Originally posted at The Unpuzzled Project
If you’re like me, you’re sick of the anti-Autistic rhetoric. It’s time to put an end to the propaganda, bullying, and fear mongering perpetuated by Autism Speaks.
All over, people are saying that we are tragedies, burdens, lost, and helpless because we are Autistic. They say that we are weights bearing down on our families’ shoulders, that we exhaust our parents, friends, caretakers, and everyone around us because all we do is cause despair.
Yet these people aren’t looking at reality. They are looking at life and at the people they are talking about through a distorted lens. We need to end this distortion.
This is the dose of reality I offer to Autism Speaks:
I am not a black hole, sucking everyone’s time, money, energy, and happiness. I am a person, even though you refuse to see me as such. Because I am Autistic, you think I am some puzzle to be solved. You choose to see me this way because it seems simpler to you, and it seems easier than taking the time and making the effort to understand me. But I am not a puzzle. I am not cut up into confusing pieces like a puzzle and I am not missing anything; I am a whole person–an Autistic person. But that scares you. Why? Just because I am different, that does not mean I am bad. I don’t understand why you can’t accept and honor my differences. That is the real puzzle!

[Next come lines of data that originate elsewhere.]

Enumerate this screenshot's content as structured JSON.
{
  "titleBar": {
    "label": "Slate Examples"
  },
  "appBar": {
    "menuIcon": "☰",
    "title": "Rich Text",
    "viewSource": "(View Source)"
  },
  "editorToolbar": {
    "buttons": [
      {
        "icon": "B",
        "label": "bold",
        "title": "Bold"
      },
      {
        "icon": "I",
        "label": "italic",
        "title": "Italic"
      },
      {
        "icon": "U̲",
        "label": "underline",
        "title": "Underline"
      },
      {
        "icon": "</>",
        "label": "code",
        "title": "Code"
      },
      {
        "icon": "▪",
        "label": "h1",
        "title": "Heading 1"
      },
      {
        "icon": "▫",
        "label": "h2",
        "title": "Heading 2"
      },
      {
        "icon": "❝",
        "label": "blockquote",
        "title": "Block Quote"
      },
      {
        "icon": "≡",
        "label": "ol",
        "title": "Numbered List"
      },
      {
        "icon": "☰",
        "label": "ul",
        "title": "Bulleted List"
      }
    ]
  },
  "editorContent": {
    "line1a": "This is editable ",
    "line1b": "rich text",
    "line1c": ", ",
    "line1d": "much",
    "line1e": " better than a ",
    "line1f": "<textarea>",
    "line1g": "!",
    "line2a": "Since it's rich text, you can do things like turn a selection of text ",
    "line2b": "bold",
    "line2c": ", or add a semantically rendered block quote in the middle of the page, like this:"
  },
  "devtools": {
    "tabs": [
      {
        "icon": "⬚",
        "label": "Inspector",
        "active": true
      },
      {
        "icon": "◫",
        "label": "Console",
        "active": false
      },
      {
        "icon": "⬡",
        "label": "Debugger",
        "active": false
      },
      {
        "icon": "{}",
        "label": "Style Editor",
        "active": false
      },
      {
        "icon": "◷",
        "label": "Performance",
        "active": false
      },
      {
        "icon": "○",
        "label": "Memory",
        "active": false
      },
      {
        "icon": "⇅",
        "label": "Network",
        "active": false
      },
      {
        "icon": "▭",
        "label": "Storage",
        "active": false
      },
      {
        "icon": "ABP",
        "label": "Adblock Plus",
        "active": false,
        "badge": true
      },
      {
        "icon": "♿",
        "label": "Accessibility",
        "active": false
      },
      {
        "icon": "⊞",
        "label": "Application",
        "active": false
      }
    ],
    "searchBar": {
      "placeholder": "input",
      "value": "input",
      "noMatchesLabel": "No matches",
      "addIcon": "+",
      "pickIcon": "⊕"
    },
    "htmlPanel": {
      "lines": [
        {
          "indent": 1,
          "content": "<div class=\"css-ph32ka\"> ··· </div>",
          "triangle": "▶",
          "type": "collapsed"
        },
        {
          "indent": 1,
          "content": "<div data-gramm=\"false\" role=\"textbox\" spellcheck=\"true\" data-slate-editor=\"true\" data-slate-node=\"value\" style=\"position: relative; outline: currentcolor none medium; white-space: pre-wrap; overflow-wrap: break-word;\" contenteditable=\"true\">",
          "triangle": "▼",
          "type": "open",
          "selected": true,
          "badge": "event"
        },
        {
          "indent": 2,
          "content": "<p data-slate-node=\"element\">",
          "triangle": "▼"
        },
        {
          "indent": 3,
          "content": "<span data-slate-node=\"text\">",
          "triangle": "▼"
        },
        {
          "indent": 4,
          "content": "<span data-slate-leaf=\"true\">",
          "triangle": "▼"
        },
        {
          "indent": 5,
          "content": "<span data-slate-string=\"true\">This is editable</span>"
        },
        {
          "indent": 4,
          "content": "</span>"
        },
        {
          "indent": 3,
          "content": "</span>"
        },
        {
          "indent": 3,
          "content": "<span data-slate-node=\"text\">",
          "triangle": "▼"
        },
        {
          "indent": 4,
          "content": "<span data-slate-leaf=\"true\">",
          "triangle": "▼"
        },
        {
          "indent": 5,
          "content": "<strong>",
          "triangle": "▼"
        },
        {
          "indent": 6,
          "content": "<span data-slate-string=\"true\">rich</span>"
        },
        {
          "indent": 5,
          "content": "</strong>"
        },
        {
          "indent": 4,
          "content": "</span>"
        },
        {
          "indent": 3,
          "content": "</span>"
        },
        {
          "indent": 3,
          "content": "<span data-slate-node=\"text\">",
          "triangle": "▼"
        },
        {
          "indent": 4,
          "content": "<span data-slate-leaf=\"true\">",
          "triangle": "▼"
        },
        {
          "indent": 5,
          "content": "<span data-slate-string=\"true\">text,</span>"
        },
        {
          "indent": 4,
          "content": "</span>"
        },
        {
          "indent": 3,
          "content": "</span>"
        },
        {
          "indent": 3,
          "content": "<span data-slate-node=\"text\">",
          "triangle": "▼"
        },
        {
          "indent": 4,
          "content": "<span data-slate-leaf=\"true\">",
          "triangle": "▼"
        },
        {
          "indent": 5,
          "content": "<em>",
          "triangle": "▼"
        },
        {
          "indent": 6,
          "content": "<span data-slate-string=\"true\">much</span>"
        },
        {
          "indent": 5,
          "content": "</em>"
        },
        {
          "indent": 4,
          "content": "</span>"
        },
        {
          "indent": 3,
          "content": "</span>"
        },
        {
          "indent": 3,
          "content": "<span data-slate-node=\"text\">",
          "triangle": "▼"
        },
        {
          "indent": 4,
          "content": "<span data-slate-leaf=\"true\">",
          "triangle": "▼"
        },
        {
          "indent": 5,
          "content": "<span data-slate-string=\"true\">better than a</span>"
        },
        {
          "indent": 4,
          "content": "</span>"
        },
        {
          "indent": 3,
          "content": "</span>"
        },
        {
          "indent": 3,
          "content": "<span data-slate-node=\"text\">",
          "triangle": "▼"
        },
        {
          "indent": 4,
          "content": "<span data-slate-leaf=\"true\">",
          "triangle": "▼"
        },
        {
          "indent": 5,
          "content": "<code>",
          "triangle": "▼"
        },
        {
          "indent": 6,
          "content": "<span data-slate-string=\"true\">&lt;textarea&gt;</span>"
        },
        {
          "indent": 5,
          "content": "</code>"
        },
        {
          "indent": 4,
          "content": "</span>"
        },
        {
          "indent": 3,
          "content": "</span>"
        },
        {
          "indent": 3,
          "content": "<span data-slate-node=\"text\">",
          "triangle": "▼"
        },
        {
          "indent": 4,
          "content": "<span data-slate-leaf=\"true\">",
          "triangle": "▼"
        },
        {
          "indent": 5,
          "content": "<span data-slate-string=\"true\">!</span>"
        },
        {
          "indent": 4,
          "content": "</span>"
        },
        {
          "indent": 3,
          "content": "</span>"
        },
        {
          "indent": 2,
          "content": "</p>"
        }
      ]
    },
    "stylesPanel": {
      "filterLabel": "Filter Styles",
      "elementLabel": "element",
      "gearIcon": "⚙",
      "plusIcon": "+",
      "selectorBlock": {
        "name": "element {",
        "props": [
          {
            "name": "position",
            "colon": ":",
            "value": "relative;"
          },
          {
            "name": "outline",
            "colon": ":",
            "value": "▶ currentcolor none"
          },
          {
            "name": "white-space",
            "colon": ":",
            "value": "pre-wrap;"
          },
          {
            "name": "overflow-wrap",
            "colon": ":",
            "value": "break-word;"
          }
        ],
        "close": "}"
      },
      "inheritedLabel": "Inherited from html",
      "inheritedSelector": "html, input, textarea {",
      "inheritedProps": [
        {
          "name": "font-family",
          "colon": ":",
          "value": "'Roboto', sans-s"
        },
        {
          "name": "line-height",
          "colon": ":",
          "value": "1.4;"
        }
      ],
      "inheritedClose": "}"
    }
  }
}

The “emergency” of autism that you think is going on is another puzzle. Why do you feel the need to capitalize on autism by fooling the public through your propaganda and outright deception into thinking that there is a crisis, an epidemic?
Your blatant hypocrisy shows when you refuse to listen to Autistic people. We are speaking, and you cannot speak for us. We may not speak in the same way you do, but we will speak however we can. And, overwhelmingly, we are speaking against you. Do you not hear us? How can you sleep at night, knowing that the very people you claim to want to help speak against you every chance they get?
My life is not a tragedy. Is it really so horrifying that I have a disability? Is it really so scary that my neurotype is different from yours? Is it really so frightening that I have a different set of abilities and difficulties than you do? Yes, autism is a challenge, but it is also a blessing in many ways. You cannot just take me and subtract my autism away and expect there to be a neurotypical person hiding inside. You cannot “cure” me and make me “normal”; this would only do harm, not good.
When you continue to speak over us, label us burdens, call us tragedies, try to “cure” us, you are only doing harm, not good.
So I challenge you to stop speaking over us for a moment, and LISTEN for once!